China topped the list of economies looking to invest in Thailand for the first time last year, overtaking Japan as its main source of foreign direct investment thanks to belt and road-linked projects, overspill from the US-China trade war and Thai government incentives.

Applications from China – valued at 262 billion baht (US$8.5 billion) – accounted for more than half of all foreign direct investment applications, according to Thailand’s Board of Investment. Japan’s applications, meanwhile, were valued at 73.1 billion baht, followed by 36.3 billion baht of applications from Hong Kong. However, the vast majority of Chinese investment agreed upon last year was linked to a 224 billion baht high-speed rail project connecting the airports at Suvarnabhumi, Don Muang and U-tapao. Contracts for the project were signed in October between the Thai government and a consortium whose members include the Chinese state-owned China Railway Construction Corporation. Siwat Luangsomboon, an analyst at Kasikorn Research Centre, noted that such major infrastructure projects would “not happen every year” and that before the deal was signed, Japanese investment had actually exceeded that from China in the first nine months of 2019.
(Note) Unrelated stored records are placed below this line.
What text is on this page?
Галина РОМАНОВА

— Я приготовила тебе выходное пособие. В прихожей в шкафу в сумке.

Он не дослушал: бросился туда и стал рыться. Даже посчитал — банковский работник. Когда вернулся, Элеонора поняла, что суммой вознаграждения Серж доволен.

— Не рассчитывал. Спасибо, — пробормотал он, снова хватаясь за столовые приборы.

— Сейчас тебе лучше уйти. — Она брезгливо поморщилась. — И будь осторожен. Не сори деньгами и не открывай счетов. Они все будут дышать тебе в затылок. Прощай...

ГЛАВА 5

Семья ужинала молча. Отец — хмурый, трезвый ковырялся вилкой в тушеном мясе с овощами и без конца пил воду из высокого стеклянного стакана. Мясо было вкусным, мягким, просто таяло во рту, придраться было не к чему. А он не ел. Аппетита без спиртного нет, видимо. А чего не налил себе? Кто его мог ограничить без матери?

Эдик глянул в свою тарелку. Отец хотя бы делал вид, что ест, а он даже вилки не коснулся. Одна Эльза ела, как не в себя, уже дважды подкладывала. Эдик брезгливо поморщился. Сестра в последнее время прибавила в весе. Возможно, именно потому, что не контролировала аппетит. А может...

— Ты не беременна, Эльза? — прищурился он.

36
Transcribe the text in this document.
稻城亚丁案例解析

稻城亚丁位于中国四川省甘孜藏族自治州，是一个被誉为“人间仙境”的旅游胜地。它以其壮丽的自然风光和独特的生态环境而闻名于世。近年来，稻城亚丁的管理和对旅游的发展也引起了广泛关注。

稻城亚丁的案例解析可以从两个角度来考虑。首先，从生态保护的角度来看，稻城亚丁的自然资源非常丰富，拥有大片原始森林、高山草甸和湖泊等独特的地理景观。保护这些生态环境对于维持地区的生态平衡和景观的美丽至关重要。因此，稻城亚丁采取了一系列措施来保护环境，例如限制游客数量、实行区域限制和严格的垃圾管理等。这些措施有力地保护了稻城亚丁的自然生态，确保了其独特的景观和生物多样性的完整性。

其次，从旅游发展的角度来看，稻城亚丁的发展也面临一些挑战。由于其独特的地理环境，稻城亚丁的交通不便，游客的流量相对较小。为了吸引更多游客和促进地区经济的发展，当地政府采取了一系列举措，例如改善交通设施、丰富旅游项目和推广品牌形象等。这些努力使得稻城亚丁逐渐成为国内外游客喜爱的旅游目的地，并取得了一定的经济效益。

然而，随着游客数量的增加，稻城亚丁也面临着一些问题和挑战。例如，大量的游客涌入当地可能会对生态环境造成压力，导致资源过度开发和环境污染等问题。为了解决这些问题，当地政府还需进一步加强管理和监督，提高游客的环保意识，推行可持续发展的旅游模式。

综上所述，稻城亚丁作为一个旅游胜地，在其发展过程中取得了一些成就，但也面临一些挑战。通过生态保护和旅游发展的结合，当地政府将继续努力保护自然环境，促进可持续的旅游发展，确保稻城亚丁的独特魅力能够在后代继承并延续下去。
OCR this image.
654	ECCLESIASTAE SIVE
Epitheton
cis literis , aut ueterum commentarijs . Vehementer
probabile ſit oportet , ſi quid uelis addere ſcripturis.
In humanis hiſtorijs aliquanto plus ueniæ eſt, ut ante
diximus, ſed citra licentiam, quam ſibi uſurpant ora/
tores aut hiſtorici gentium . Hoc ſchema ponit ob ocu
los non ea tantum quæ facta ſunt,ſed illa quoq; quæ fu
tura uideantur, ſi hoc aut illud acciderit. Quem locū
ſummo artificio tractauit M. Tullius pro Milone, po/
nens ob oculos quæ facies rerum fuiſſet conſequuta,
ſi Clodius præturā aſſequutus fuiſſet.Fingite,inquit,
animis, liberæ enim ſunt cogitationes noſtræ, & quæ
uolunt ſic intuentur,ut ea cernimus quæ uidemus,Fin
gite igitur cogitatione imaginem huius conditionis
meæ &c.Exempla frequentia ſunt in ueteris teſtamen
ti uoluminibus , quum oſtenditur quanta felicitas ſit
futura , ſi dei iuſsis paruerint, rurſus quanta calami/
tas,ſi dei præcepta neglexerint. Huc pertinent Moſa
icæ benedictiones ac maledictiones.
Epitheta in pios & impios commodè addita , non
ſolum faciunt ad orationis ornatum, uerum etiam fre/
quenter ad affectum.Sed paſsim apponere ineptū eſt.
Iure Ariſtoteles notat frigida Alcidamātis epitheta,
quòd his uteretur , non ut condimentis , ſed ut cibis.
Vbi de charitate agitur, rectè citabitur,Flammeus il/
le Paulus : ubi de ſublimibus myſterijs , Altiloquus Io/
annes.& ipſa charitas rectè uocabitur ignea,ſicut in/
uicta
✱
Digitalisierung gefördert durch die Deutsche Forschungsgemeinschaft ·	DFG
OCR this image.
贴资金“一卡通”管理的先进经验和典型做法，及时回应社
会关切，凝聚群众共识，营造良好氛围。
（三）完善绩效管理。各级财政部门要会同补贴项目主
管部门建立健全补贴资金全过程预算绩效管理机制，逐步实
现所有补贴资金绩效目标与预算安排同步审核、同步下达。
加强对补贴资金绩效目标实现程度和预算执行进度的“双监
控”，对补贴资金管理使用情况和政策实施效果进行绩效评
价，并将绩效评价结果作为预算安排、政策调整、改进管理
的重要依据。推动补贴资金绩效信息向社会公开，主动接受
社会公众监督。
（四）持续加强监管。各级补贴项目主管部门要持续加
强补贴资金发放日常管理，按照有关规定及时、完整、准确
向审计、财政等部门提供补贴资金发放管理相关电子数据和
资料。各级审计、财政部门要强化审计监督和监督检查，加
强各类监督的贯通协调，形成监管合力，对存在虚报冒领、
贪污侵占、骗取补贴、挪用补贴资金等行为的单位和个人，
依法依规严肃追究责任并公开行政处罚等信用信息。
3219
Japan has been the largest investor in Thailand for more than five decades, and its investments have subsequently “matured”, according to Pavida Pananond, a lecturer at Thammasat Business School in Bangkok. Chinese investment, meanwhile, is at a relatively “early stage of development” so is “likely to record a faster growth rate and larger initial flows”, she said. “While annual flows of Chinese investment may exceed that of Japan this year, thanks partly to the relocation of Chinese firms [hit by the trade war with the US] and incoming Chinese investment related to the high-speed train projects, it will take a while for accumulated Chinese investment to exceed that from Japan. China has sought to invest in a number of sectors promoted by the Thai government – such as cars, smart electronics, biotechnology, logistics and aviation – attracted by tax rebates and deductions, preferential visa policies and “a lot of deregulation”, Kobsak Pootrakul, secretary to Thailand’s Council of Economic Ministers, told a press briefing earlier this month.